Doğru Düzgün Üniversite Bitirmeyenlere İş İmkanları

Gelin buraya bakalım sevgili vasıfsız sıfatsız doslarım, sizler için harbiden hayatınızı az da olsa değiştirecek, olağanüstü olmasa bile etkiler edebilecek kudrette, az da olsa uyandırıcı bir yazı kaleme almak istedim…

GÜNCELLEME: Şu devirde üniversite bitirmeyen adam bitirenden daha şanslı hale geldi. Üniversite okuyan resmen zaman kaybı yaşayıp hayata maddi açıdan 2-0 geriden başlıyor. 25-30 yaşında yüz binlerce lira servet biriktiren tahsil sahibi olmayan kesime nazaran üniversite mezunları daha bu yaşlardan yüz binlerce lira borçla boğuşuyorlar. KYK borcu, askerlik borcu, üniversite taksidi, kira için çekilen krediler vs… Tüm bu vahim şartlar altında devlete büyük iş düşüyor ama ondan da eğitimli insanlar lehine bir müdahale beklemek yersiz.

school photo
vay be bir zamanlar hepimizin böyle kalemleri vardı

Bu güne kadar muhtemelen hiçbir sapa doğru delek kulp olamadın. İyi bir not ortalaman da olmadı, iyi bir torpiliniz de yok, akrabanız über zengin yahudi bir iş adamı değil, babanızın da koskocaman, kurumsallaşmış, kemikleşmiş bir anonim şirketi yok, iş başvurularınız da kabul edilmiyor…İş bu sebeplerden dolayıdır ki; internette, Google amcadan bu konuda yardım istediniz, size bir umut ışığı olmasını dilediniz…

Şanslısınız ki ; Google amcanın elinin altındaki yüzlerce düşünen, sorgulayan, ışık saçmaya çalışan blog yazarlarından birisine denk gelmiş bulunuyorsunuz…

Yani tam olarak doğru yere ulaştınız…

Sevgili sıfatsız ama araştırmacı ve mücadeleci dostum; işte sen tam aradığımız seçilmiş adamsın, işte bu sefer ilk defa bir yere ve bir kuruma, parlakfikirler’e harbiden aitsin:)

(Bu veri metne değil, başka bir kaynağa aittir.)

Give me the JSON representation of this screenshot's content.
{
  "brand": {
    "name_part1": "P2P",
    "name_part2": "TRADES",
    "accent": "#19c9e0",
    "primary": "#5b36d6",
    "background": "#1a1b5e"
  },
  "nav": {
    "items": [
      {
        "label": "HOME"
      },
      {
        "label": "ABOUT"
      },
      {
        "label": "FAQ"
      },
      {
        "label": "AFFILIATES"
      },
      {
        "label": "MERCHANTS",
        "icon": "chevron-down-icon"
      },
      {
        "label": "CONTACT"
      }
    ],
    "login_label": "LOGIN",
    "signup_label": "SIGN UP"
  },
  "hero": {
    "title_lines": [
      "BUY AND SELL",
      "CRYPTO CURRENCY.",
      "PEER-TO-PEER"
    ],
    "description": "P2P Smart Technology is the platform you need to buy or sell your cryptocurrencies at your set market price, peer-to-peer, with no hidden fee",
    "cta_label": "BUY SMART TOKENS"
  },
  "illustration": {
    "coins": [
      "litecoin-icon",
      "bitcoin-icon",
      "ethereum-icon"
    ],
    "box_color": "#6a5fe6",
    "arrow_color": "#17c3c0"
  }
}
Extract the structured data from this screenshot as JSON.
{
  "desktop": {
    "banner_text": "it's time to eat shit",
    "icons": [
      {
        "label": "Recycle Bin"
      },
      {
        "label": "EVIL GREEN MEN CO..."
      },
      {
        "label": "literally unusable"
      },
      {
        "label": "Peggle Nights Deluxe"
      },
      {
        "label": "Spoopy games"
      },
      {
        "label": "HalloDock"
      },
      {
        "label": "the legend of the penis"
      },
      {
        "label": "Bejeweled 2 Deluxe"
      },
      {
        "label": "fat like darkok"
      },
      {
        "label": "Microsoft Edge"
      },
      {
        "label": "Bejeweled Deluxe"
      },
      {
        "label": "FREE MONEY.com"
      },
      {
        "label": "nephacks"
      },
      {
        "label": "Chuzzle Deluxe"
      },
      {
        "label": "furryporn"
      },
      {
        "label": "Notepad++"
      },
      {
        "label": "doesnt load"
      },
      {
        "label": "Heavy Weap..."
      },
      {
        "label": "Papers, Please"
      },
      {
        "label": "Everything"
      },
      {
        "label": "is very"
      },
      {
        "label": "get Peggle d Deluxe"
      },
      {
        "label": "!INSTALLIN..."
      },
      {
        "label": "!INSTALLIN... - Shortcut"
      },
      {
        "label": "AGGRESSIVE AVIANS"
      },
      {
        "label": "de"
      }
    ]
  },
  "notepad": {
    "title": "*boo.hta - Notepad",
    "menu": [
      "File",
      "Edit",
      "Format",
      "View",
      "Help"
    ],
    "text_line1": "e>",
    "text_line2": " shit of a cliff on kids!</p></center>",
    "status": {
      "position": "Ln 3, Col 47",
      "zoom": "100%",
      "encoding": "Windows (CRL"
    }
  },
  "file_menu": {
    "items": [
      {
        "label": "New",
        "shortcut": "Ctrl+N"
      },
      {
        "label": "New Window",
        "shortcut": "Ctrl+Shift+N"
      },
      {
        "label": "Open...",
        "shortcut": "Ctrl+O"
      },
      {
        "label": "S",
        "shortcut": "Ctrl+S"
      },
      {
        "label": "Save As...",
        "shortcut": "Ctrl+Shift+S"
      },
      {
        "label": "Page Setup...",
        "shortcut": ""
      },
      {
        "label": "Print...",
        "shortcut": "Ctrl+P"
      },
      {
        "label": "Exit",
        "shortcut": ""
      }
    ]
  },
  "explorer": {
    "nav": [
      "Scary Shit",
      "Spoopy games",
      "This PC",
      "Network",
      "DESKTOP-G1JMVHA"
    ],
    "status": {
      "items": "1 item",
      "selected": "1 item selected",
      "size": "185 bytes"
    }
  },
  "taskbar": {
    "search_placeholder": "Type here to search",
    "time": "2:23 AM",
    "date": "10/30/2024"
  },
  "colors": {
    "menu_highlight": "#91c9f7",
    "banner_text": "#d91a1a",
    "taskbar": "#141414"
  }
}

Sana bu yazımda beğenilme, onay görme, takdir alma kaygısı gütmeksizin bazı şeyleri anlatmaya ve beyinin sana gereken anahtarları vermesini sağlayacağım…

Elbette ki bu yazıyı okuduktan sonra “ahanda şimdi çaktım köfteyi; kralız, artık bundan sonra sırtımız yere gelmez, oldu bu iş” moduna sokacak bir ilham hüzmesinin seni sarıp sarmalayacağını falan zannetme…

Beklentilerini makul seviyede tutman ve seni bu siteden bolca balık ile değil de olta ile ayrılmanı sağlamak istediğimizi bil!

Hatta biz “parlakfikirler” sana oltayı bile veremeyiz… Sana buradan verebileceğimiz şey; ancak ve ancak oltayı bulmanı sağlayıcı düşünce biçimi ve ufuktur…

Tamamdır, kes felsefeyi, edebiyatı artık konuya geç” dediğinizi duyar gibiyim. Şimdi konuya dalıyorum, az sabırlı olun, “sevişmenin bile bir ön safhası var iken, makalemizin de olacaktır elbet…

———————————

Sevgili vasıfsız dostum; sana nasıl anlatırım bu durumu en iyi şekilde bilemiyorum ama şunu bil ki sana bu yazımda anlatmak istediklerimi ilkokul hocan, üniversite profesörün ya da annen baban çok yüksek ihtimalle anlatamaz!

Bu tip bilgileri şu devirde kardeş kardeşe paylaşmaz diyebiliriz. Lakin biz parlakfikirler olarak bazı kuralları yıkmaktan ve alışılagelmişin dışına çıkmaktan hoşlanan bir avuç psikopat yazar olduğumuz için sen ve senin gibi onbinlerce vasıfsız, sıfatsız olan ancak hakiki ve esaslı potansiyel, güç barındıran kardeşimizi aydınlatmak niyetindeyiz… Aydınlatmak kelimesinden nefret ediyorum, onun yerine “uyandırmak” dediğimi varsayın…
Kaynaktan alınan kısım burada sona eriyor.